Mplus是一款统计建模程序,给研究人员提供了一个灵活的分析数据的工具。Mplus界面简单、数据和分析结果以图形显示,为研究人员提供广泛的模型、估计和算法的选择。Mplus允许进行横截面和纵向、单级和多级数据分析;来自不同人群的观测数据或未观测到的异质性数据,以及包含缺失值的数据都可以进行分析。
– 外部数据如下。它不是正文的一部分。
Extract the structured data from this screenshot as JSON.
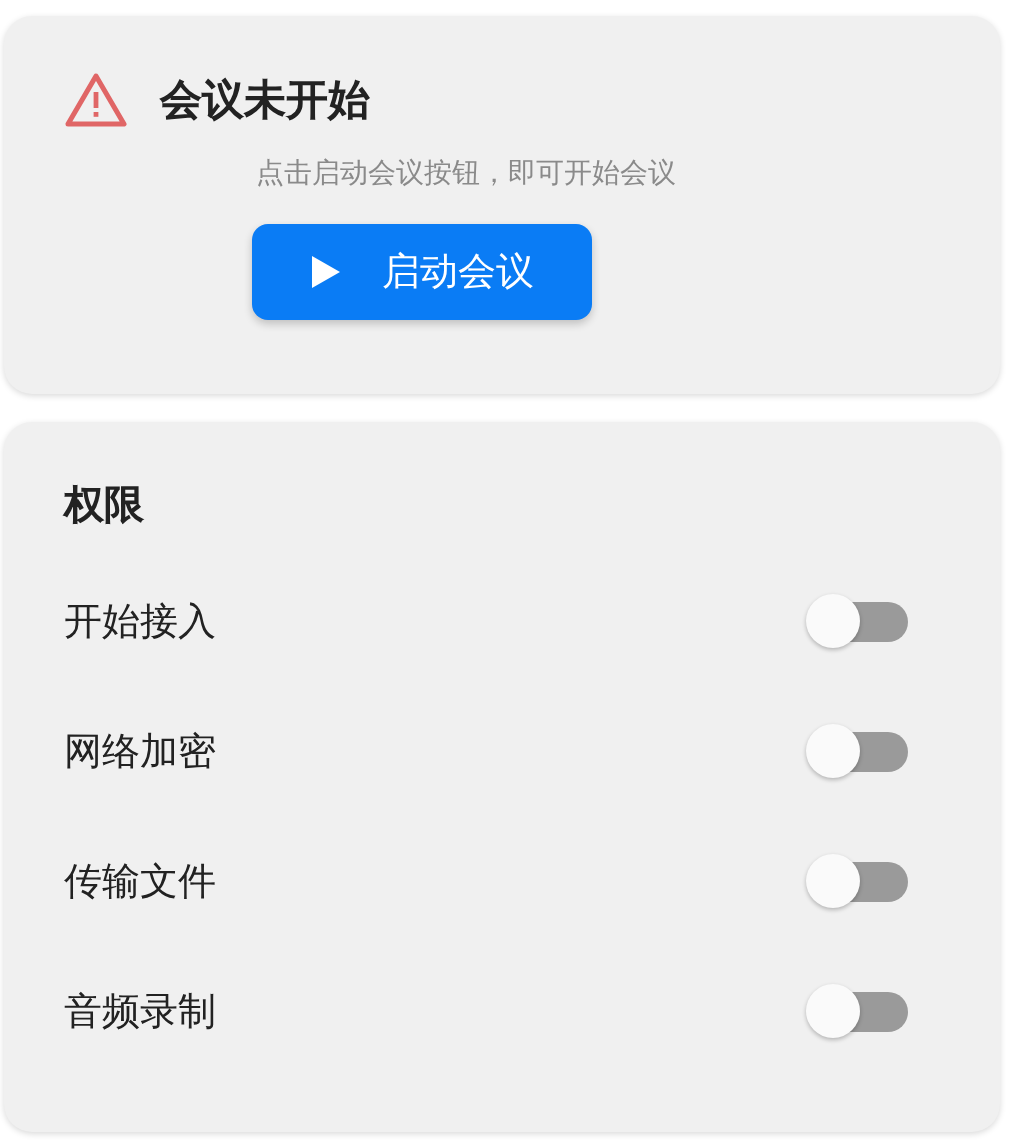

可以对连续、删失、二进制、有序分类(序数)、无序类别(计数)、计数或这些变量类型的组合观测变量都可以进行分析。此外,Mplus还具有广泛的蒙特卡罗模拟功能,程序中包含的任何模型,都可以生成和分析数据。

Mplus的建模框架借鉴了潜变量的统一主题。而且一般的建模框架来自连续和分类潜变量的使用。连续潜变量用于表示与未观测到的构造相对应的因素,随机效应与发展中的个体差异相对应,随机效应与分层数据中各组间系数变化相对应,弱点对应于生存时间的异质性,责任与疾病遗传易感性相对应,潜在响应变量值与缺失数据相对应。分类潜变量对应于均质个体群,潜在的轨迹分类对应于未观测种群的发展类型,混合组件对应于未观测种群的有限混合,潜在响应变量类别对应于缺失数据。


Mplus建模框架
建模数据的目的是以简单的方式描述数据结构,便于理解和解释。本质上,数据建模相当于指定变量之间的一组关系。下图表示了在Mplus建模中的关系类型。矩形表示观测变量,观测变量可以是结果变量或背景变量。背景变量为X,连续和截尾结果变量为y,二元、有序范畴(序数),无序分类(名词)和计数结果变量为u。圆圈代表潜变量。允许连续变量和类别变量,连续潜变量为f,分类潜变量为c。


图中的箭头表示变量之间的回归关系。回归关系是允许的,但在图中没有具体说明,包括观测到的结果变量之间的回归,连续潜变量之间的回归以及类别潜变量的回归。对于连续结果变量,使用的是线性回归模型。对于结果变量,在删截点有或没有通货膨胀,审查(tobit)都使用回归模型。对于二进制和有序分类结果,使用概率或logistic回归模型。对于无序的分类结果,使用多项式logistic回归模型。对于计数结果,不管通货膨胀率是否为零,都使用Poisson和负二项回归模型。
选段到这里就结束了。